Atg5 deficiency in basophils improves metabolism in lupus mice by regulating gut microbiota dysbiosis

失调 免疫学 肠道菌群 系统性红斑狼疮 肠-脑轴 生物 医学 疾病 内科学
作者
Jiaxuan Chen,Quanren Pan,Lu Ling,Xiao-Rong Huang,Shuting Wang,Xiaoxian Liu,Jiaqi Lun,Xiaowei Xu,Hong-yong Su,Fengbiao Guo,Lawei Yang,Lixin You,Haiyan Xiao,Wenying Luo,Hua-feng Liu,Qingjun Pan
出处
期刊:Cell Communication and Signaling [BioMed Central]
卷期号:23 (1) 被引量:7
标识
DOI:10.1186/s12964-025-02041-1
摘要

Autophagic activation in immune cells, gut microbiota dysbiosis, and metabolic abnormalities have been reported separately as characteristics of systemic lupus erythematosus (SLE). Elucidating the crosstalk among the immune system, commensal microbiota, and metabolites is crucial to understanding the pathogenesis of autoimmune diseases. Emerging evidence shows that basophil activation plays a critical role in the pathogenesis of SLE; however, the underlying mechanisms remain largely unknown. Here, we investigated the effects of autophagic inhibition on the pathogenesis of basophils in SLE using Autophagy-related gene 5 (Atg5) knockout (Atg5−/−) as an autophagic inhibitor. Specifically, we knocked out basophilic Atg5 in vivo to investigate its impact on lupus metabolism. Furthermore, Atg5−/− basophils were transferred to basophil-depleted MRL/MpJ-Faslpr (MRL/lpr) mice to study their effect on disease metabolism.
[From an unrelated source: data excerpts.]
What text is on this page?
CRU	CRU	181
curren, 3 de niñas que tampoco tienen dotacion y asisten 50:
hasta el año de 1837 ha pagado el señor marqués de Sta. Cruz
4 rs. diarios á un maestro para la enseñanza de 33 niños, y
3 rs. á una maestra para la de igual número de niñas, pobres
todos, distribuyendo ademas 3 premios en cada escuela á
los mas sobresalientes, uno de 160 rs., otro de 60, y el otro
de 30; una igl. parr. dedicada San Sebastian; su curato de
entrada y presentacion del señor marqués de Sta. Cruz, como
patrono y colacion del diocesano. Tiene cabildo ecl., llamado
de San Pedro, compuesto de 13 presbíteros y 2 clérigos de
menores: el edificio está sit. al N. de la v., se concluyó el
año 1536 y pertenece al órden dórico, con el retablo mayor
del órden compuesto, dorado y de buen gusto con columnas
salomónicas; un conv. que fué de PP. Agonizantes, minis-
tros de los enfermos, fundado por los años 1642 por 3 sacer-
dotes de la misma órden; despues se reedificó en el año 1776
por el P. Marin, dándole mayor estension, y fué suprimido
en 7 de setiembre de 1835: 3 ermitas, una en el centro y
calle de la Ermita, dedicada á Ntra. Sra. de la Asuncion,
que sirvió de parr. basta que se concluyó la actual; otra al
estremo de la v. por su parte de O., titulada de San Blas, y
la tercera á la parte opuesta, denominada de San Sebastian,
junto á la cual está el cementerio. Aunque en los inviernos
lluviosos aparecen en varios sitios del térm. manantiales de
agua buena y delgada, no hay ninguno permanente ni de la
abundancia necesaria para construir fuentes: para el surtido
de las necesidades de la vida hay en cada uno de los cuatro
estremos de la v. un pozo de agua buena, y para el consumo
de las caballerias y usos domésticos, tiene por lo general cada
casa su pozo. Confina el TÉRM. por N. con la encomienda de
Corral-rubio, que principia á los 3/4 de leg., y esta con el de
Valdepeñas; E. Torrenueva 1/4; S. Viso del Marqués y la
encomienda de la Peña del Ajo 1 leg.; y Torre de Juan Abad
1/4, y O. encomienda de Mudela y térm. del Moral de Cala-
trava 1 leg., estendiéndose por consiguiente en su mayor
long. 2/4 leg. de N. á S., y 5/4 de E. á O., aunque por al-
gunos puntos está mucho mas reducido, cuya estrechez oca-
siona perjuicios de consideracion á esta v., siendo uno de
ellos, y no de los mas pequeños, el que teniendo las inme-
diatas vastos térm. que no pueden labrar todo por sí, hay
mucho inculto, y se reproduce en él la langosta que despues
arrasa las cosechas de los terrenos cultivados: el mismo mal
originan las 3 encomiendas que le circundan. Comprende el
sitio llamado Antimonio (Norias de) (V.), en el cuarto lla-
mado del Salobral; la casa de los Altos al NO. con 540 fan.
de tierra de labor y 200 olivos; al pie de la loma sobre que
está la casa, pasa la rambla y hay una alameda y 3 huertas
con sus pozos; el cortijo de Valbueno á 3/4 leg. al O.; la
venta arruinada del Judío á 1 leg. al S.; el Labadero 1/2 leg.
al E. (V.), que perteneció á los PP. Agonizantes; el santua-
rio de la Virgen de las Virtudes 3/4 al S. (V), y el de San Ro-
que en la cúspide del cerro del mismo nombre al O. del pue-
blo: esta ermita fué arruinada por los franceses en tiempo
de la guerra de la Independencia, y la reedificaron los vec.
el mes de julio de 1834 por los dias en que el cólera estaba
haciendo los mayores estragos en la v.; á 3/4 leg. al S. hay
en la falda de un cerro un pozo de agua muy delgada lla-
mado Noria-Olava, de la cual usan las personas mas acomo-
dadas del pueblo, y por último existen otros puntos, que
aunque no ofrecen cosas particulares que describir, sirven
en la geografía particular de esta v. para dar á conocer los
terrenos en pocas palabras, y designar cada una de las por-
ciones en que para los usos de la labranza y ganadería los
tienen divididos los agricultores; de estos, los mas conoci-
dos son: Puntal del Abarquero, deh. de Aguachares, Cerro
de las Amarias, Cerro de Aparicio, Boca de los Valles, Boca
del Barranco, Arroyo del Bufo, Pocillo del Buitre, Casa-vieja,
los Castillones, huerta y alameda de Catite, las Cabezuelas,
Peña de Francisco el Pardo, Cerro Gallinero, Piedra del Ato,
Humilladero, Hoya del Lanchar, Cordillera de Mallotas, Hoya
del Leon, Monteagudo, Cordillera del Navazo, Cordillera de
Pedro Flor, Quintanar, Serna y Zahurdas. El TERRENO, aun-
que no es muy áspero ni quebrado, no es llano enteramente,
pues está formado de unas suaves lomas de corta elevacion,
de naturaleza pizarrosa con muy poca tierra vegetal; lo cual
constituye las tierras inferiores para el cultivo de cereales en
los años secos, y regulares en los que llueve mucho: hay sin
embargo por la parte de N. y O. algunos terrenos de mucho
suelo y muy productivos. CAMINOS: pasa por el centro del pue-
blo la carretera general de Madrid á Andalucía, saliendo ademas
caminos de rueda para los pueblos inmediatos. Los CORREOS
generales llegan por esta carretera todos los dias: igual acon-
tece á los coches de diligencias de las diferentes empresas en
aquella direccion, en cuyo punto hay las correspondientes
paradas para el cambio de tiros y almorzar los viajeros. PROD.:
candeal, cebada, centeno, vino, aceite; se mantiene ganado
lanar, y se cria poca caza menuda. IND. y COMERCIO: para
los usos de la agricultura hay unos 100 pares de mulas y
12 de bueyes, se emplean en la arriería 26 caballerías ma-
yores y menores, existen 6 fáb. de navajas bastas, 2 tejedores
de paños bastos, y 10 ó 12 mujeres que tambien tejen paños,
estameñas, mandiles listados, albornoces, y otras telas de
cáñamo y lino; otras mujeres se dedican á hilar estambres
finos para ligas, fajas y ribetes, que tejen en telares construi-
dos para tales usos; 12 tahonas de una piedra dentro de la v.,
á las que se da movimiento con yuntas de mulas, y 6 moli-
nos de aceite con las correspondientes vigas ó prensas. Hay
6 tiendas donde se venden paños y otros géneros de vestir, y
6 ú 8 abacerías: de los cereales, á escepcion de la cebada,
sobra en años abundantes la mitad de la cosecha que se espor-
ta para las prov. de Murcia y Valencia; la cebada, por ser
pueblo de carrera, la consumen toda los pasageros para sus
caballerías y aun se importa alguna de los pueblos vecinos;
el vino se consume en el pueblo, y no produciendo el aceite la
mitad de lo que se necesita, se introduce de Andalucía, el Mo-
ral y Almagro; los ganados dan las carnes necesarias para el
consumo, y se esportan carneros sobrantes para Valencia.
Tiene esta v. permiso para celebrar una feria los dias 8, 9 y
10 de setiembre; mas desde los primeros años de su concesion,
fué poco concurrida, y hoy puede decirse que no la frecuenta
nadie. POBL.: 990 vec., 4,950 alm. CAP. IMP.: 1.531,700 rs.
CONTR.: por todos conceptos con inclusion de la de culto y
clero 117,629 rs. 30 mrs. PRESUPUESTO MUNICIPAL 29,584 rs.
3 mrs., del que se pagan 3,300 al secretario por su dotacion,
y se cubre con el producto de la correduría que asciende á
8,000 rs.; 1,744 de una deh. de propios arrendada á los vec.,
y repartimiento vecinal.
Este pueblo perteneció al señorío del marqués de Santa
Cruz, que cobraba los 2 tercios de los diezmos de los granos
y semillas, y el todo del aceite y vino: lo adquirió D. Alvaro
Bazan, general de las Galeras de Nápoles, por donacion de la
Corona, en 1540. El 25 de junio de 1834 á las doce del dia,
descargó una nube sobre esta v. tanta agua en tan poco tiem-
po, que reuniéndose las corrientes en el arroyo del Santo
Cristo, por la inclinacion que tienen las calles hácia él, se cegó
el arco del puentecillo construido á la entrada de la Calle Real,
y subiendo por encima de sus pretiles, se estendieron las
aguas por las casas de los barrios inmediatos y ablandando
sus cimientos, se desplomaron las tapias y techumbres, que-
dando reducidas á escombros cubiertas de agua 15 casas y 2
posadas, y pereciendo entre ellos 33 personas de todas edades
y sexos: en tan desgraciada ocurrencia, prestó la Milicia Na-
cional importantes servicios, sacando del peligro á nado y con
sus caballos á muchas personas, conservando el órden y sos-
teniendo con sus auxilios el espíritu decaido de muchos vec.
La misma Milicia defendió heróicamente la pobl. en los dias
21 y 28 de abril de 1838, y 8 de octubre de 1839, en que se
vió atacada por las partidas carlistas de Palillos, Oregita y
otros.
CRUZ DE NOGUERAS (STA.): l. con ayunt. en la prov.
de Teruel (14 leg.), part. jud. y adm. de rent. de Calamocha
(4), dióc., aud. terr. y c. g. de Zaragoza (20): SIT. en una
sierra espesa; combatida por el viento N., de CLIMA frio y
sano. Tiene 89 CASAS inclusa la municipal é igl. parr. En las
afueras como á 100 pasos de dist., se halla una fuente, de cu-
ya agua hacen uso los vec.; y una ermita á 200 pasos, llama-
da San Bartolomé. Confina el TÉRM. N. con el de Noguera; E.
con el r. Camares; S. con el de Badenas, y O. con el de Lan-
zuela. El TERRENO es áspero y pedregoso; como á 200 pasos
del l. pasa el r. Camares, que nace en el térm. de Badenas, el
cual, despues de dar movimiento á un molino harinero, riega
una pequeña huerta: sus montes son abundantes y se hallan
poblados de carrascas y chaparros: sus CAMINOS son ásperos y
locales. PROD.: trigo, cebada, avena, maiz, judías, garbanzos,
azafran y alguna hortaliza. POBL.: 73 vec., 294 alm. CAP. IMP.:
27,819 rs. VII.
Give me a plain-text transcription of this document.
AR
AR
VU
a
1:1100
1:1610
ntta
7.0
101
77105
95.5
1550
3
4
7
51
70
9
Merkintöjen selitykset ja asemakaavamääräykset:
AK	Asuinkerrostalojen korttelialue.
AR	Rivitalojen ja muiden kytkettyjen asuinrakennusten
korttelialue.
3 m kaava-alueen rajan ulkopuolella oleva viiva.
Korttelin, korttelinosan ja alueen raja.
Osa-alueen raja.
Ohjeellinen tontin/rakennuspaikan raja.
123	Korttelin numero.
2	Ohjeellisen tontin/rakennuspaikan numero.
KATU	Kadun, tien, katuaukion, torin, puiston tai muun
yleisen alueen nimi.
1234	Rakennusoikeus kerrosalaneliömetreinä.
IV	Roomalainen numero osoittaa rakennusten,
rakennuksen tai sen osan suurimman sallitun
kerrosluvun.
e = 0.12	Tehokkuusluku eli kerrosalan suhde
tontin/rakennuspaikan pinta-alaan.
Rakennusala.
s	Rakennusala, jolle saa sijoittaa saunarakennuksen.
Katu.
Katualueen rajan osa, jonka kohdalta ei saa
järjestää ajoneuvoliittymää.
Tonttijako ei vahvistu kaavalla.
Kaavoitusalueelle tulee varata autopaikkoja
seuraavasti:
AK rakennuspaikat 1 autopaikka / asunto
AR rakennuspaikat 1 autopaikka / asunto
Metagenomic and targeted metabolomic sequencing results indicated considerable reduction in the levels of plasma autoantibodies and inflammatory cytokines in the Atg5−/− basophil transfer group compared with that in the control group. Transplanting Atg5−/− basophils improved the gut microbiota balance in MRL/lpr mice, increasing the abundance of beneficial bacteria, such as Ligilactobacillus murinus and Faecalitalea rodentium, and reducing that of potentially pathogenic bacteria such as Phocaeicola salanitronis. The transplantation of Atg5-deficient basophils improved lupus symptoms by modulating lipid and amino acid metabolism. This improvement was linked to changes in the gut microbiota, particularly an increase in Ligilactobacillus murinus and Faecalitalea rodentium populations. These microbial shifts are believed to promote the production of beneficial metabolites, such as γ-linolenic acid and oleoyl-1-palmitoyl-sn-glycero-3-phosphocholine, while reducing the levels of harmful metabolites such as arginine. These alterations in the metabolic profile contribute to the alleviation of lupus symptoms. Collectively, these findings reveal a novel role of basophil autophagy in SLE, highlighting its potential as a therapeutic target.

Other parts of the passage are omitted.